5.7. Op grond van het voorgaande is de klacht gegrond. Mede gelet op eerdere tuchtrechtelijke veroordelingen, waar vergelijkbare gedragingen speelden die evenmin de goedkeuring van het college konden dragen, rekent het college beklaagde zijn handelwijze ernstig aan en wordt na te melden maatregel passend en geboden geacht.

5.8. Het vorenstaande leidt tot de volgende beslissing.

6. DE BESLISSING

Het college:

verklaart de klacht gegrond;

legt beklaagde een onvoorwaardelijke geldboete op van € 500,= overeenkomstig het bepaalde in artikel 8.31, eerste lid, onderdeel c, van de Wet dieren;

schorst beklaagde voorwaardelijk in de bevoegdheid om de diergeneeskunde uit te oefenen voor een periode van zes maanden, met een proeftijd van twee jaar -overeenkomstig artikel 8.31, lid 1, onderdeel e, in combinatie met lid 5 en lid 6 van de Wet dieren-, welke proeftijd ingaat vanaf de dag waarop deze uitspraak onherroepelijk is geworden;

Aldus vastgesteld te ’s Gravenhage door mr.

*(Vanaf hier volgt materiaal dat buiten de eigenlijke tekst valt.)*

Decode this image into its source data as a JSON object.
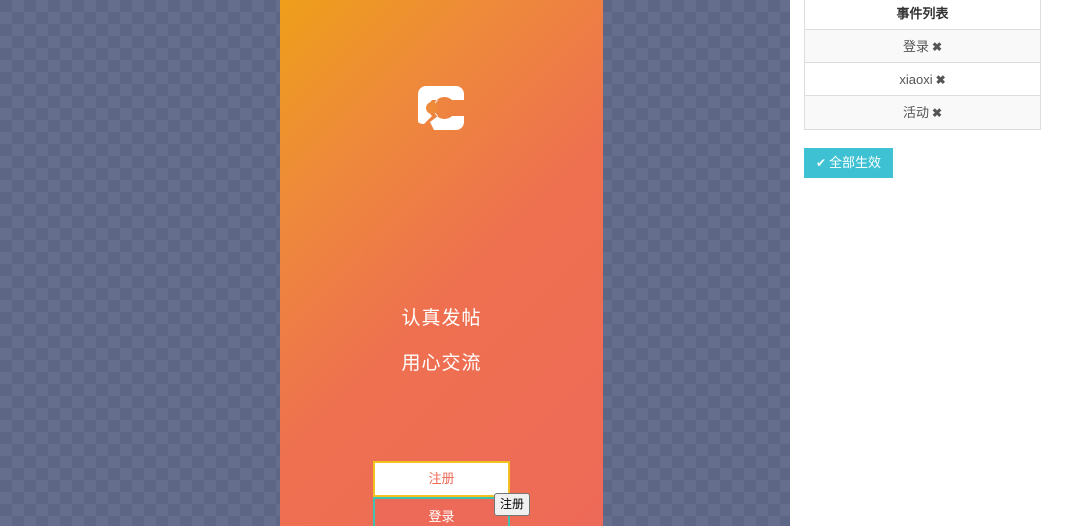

A.J. Kromhout, voorzitter, en door de leden drs M. Lockhorst, drs. J. Hilvering, drs. J.A.M. van Gils en drs. B.J.A. Langhorst-Mak , in tegenwoordigheid van mr. J.B.M. Keijzers, secretaris.

Uitgesproken in het openbaar op 28 maart 2019 door mr. A.J. Kromhout, voorzitter, in tegenwoordigheid van mr. J.B.M. Keijzers, secretaris.